Muruganantham found out that the main component in the pads was cellulose. Cotton absorbs fluid but does not retain it while cellulose absorbs and retains fluid. It requires special machine to make cellulose out of wood fibre. As the machine was costing around `3.5 crore, he decided to design one for making low cost products.

It took Muruganantham around two years of trials and errors to design a machine that could process cellulose from wood pulp. Commissioned in 2005, the semi-automatic machine has a capacity to produce 120 sanitary pads per hour ie 1000 pieces daily, each costing a rupee. It runs on 5amp power connections and costs `85,000. Easy on the pocket, the napkins are also biodegradable.
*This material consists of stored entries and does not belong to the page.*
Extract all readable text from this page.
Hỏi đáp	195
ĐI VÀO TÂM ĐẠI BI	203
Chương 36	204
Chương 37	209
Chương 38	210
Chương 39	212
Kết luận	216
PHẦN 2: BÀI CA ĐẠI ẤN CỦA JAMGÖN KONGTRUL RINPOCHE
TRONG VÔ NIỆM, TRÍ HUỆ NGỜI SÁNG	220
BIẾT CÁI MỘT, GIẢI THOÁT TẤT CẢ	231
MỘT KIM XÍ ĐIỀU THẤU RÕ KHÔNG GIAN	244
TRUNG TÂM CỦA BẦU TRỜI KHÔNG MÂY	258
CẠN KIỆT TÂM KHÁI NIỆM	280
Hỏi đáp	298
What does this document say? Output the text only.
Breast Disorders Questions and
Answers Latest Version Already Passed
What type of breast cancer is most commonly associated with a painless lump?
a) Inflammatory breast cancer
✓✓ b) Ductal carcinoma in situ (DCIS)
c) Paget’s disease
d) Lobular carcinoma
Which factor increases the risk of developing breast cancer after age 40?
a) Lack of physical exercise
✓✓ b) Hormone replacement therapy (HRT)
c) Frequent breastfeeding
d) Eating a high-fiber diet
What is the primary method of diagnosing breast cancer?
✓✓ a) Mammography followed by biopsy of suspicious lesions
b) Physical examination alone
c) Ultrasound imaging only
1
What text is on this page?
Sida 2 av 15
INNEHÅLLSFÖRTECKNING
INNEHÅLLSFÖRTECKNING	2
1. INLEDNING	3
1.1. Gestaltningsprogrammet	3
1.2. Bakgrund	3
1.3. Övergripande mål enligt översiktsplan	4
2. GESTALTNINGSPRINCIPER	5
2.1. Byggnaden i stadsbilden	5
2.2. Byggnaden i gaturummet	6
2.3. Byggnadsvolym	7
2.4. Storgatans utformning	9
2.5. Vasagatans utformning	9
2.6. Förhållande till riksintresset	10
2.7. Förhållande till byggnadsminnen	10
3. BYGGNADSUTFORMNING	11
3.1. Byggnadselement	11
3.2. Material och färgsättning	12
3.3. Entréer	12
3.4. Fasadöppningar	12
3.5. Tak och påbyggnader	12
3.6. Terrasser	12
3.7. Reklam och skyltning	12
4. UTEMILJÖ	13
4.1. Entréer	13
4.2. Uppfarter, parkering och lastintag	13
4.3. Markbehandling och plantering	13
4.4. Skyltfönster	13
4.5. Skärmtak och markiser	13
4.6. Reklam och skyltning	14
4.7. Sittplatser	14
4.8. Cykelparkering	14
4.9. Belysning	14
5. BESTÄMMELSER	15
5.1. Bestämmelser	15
Self Help Women’s groups across India are operating 200 of these machines and reaping some tidy profits. Out of which 29 of them are in Haryana alone. In Uttarakhand, a government company, the Uttarakhand Parvatiya Aajeevika Sanvardhan has begun a project using this machine at a village in the Tehri district. Entrepreneurs, especially women in Uttar Pradesh, Andhra Pradesh, Bihar and Uttarakhand, too have set up units after buying the machines. Muruganantham also supplies SHGs with raw materials like pinewood chips imported from USA at subsidized rates. He cites the example of an SHG in Villupuram district of Tamil Nadu where each napkin is sold for `2 and, at the month-end, each member of the SHG takes home at least `3,000 from the profits. Some women are also earning more than `10,000 a month by selling napkins with his patented machine design.

The machine was not only chosen by the Massachusetts Institute of Technology to be deployed in Africa but it also won in India the ‘Fifth National Grassroots Technological Innovations and Traditional Knowledge Award’ in 2009.